In the midst of a sustained market downturn, one that has its roots in the late 1990s, I thought it would be interesting to touch base with modern portfolio theory’s Monte Carlo risk simulations.
The question is, how far along the original probability distributions are today’s investors?
Monte Carlo simulations assume that the starting point is an equilibrium point, and that each of the many outcomes comprising the distribution of future outcomes, is a possible outcome with a given probability. The expected or average outcome is only the average of all future scenarios and not the expected value of the unfolding present per se: it is only the expected outcome if you were to personally repeat the time frame a few hundred to a thousand times.
Since 2000, most developed financial markets have fallen. If you rerun the Monte Carlo simulation with the new portfolio value, but with the same return assumptions, you will end up with a new “end of scenario” expected or average value. In other words, the probability distribution of outcomes from all “the time sequenced” Monte Carlo simulations, if you mapped them together, would result in a skewed distribution – in this case the distribution is skewed towards negative returns and higher probabilities for those negative returns.
One of the big problems with a Monte Carlo simulation is that it does not allow you to assume that you are indeed out of equilibrium – if you are out of equilibrium then future returns are not going to be random, but driven partly by the deviation from equilibrium. Yes, there are developments to MC modelling which allow for regime switches and mean reversion, but these are still random processes and bounded by equilibrium assumptions.
The mean return, risk and correlation inputs of a mean variance optimiser are meant to represent the sensitivities and characteristics of the economic and financial universe in question – a positive mean return implies that the universe, even though price movements are random, is a potentially expanding universe (sufficient energy to maintain the expected average rate of return without becoming unstable (oscillating wildly) or losing momentum).
So what if we adjust the return on the Monte Carlo simulation downward to adjust for the often ridiculous return assumptions that were at one time put into these models? Well, this further skews the distribution into negative territory, switches one universe for another midstream, and further highlights the dangers of Monte Carlo simulation for risk management during periods of financial, economic and market excess.
In truth, when modelling forward you should be aiming to build into your model systematic risks and financial, economic and market excess: in other words, this is not the return we expect, but the return we expect to receive after we have hit markets and economies with significant risk. Acknowledging that mean returns will fall as market rise and economic cycles lengthen and that returns will rise in the reverse scenario creates a more stable investment planning horizon. This highlights another problem with the MC construct – its aim is precision over the range of outcomes, when in reality the aim of modelling is to acknowledge the fuzziness of outcomes while focussing on the range of outcomes most likely to cause problems – inflation, untimely death/longevity, changes in size and timing of planned financial needs and significant financial, market and economic risks all need to be built into modelling. A significant risk scenario may only represent a small portion of the MC universe of outcomes, but it is precisely this area that needs to be managed.

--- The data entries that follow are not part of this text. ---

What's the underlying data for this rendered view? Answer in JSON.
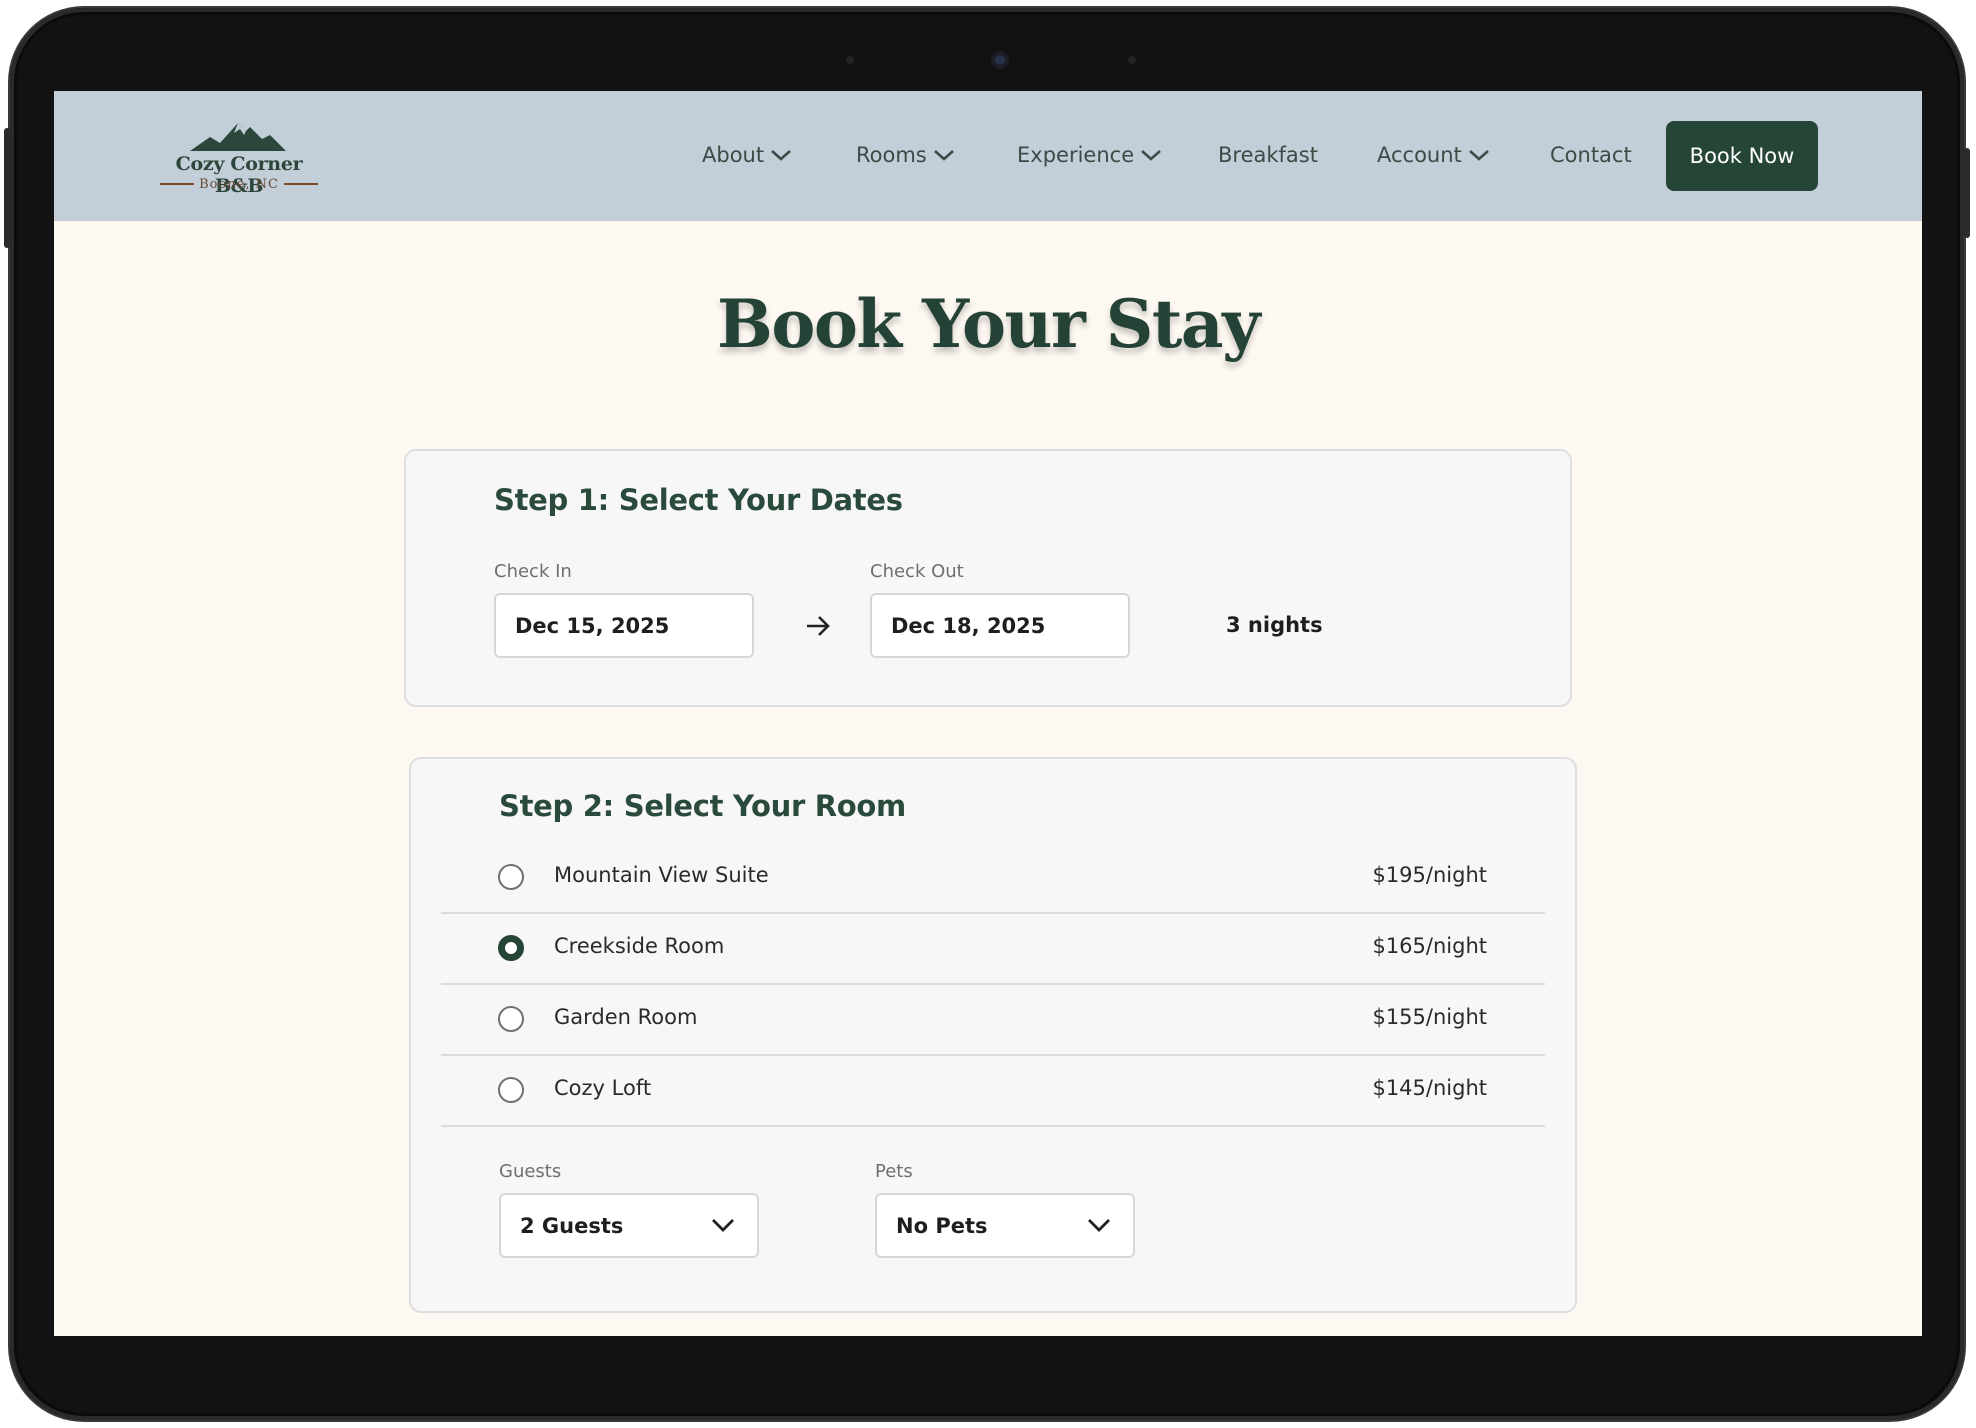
{
  "brand": {
    "name": "Cozy Corner B&B",
    "location": "Boone, NC"
  },
  "nav": {
    "items": [
      {
        "label": "About",
        "dropdown": true
      },
      {
        "label": "Rooms",
        "dropdown": true
      },
      {
        "label": "Experience",
        "dropdown": true
      },
      {
        "label": "Breakfast",
        "dropdown": false
      },
      {
        "label": "Account",
        "dropdown": true
      },
      {
        "label": "Contact",
        "dropdown": false
      }
    ],
    "cta_label": "Book Now"
  },
  "page": {
    "title": "Book Your Stay"
  },
  "step1": {
    "title": "Step 1: Select Your Dates",
    "check_in_label": "Check In",
    "check_in_value": "Dec 15, 2025",
    "check_out_label": "Check Out",
    "check_out_value": "Dec 18, 2025",
    "nights": "3 nights"
  },
  "step2": {
    "title": "Step 2: Select Your Room",
    "rooms": [
      {
        "name": "Mountain View Suite",
        "price": "$195/night",
        "selected": false
      },
      {
        "name": "Creekside Room",
        "price": "$165/night",
        "selected": true
      },
      {
        "name": "Garden Room",
        "price": "$155/night",
        "selected": false
      },
      {
        "name": "Cozy Loft",
        "price": "$145/night",
        "selected": false
      }
    ],
    "guests_label": "Guests",
    "guests_value": "2 Guests",
    "pets_label": "Pets",
    "pets_value": "No Pets"
  },
  "colors": {
    "brand_green": "#254637",
    "nav_background": "#c2ced8",
    "page_background": "#fdf8f1"
  },
  "icons": {
    "logo": "mountain-icon",
    "dropdown": "chevron-down-icon",
    "date_arrow": "arrow-right-icon",
    "radio": "radio-icon"
  }
}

It is most unfortunate that Monte Carlo’s raison d’etre has been predicated on the easiest of “straw men” to knock down. This is the simple deterministic planning projection where an often high and positive constant annual average return is applied to a portfolio of assets while ignoring the uncertainties and risk of investment and the impact of large, sustained negative price movements on the ability of assets to fund liabilities.
So, just how has your path evolved along your original Monte Carlo simulation?